Brain Aneurysm Found to be More Likely in Women Who Smoke Than Those Who Don’tadmin
According to new research, women between the ages of 30 and 60 with a history of smoking have a four-fold increased risk for having an unruptured intracranial aneurysm (UIA), and a seven-fold increased risk if they have underlying chronic hypertension.

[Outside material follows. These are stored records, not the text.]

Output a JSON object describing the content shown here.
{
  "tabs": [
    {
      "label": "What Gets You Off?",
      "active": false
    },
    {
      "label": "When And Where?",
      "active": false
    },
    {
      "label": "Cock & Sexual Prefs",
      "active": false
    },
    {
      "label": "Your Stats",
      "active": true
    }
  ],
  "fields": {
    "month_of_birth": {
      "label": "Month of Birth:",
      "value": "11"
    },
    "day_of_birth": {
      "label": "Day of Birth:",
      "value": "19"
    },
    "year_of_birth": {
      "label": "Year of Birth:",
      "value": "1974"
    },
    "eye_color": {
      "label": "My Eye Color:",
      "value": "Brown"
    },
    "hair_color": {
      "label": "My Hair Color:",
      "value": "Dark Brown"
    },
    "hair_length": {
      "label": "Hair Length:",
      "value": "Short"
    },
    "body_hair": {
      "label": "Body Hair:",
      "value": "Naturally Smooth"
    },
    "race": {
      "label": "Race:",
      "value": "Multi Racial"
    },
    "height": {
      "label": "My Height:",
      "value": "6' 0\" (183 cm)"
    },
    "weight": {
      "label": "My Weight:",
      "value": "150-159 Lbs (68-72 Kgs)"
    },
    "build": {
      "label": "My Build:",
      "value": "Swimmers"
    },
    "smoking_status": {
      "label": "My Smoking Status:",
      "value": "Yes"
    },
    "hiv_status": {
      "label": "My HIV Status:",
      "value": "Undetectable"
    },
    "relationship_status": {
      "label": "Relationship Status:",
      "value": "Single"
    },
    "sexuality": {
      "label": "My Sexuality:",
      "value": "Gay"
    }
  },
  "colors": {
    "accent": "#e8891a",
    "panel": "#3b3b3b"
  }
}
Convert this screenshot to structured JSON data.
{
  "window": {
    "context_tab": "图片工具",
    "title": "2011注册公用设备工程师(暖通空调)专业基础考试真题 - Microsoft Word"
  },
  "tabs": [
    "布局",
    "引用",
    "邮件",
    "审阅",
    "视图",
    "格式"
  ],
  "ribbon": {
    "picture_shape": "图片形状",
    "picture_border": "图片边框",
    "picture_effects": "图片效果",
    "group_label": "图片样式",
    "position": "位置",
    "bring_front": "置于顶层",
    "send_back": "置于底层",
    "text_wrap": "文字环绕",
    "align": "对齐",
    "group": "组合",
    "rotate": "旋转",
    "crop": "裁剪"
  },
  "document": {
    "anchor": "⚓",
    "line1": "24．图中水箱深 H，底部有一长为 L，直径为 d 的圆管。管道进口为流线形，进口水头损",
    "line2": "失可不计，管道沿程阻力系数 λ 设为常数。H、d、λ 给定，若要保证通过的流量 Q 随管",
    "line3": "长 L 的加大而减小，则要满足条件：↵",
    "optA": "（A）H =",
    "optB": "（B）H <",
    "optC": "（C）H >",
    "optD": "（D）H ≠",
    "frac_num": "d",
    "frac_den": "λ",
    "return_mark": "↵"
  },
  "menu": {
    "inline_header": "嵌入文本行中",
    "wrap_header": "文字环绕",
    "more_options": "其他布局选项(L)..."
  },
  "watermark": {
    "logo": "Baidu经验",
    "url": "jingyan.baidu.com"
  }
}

In order to identify this connection, the researchers analyzed the brain scans of 545 women between the ages of 30 and 60 at teaching and research hospitals in Canada and the United States from 2016 to 2018. These scans revealed that 152 of the 545 women had 185 unruptured brain aneurysms, meaning some women had more than one. Of these 152 abnormal brain scans, high blood pressure as well as a history of smoking or currently smoking applied to 46 percent and 57.5 percent respectively. Brain aneurysms specifically tended to be higher in smokers with a habit of around 20 a day and a history of 29 years on average, IFLScience.com reports.
While these statistics are staggering, this study is purely observational, and “no direct causation can be drawn from the analysis of these brain scans and the findings cannot be generalized to all age groups,” but the researchers believe their findings indicate “consideration should be given to screening for [unruptured brain aneurysms] in women aged between 30 and 60 years who smoke cigarettes.”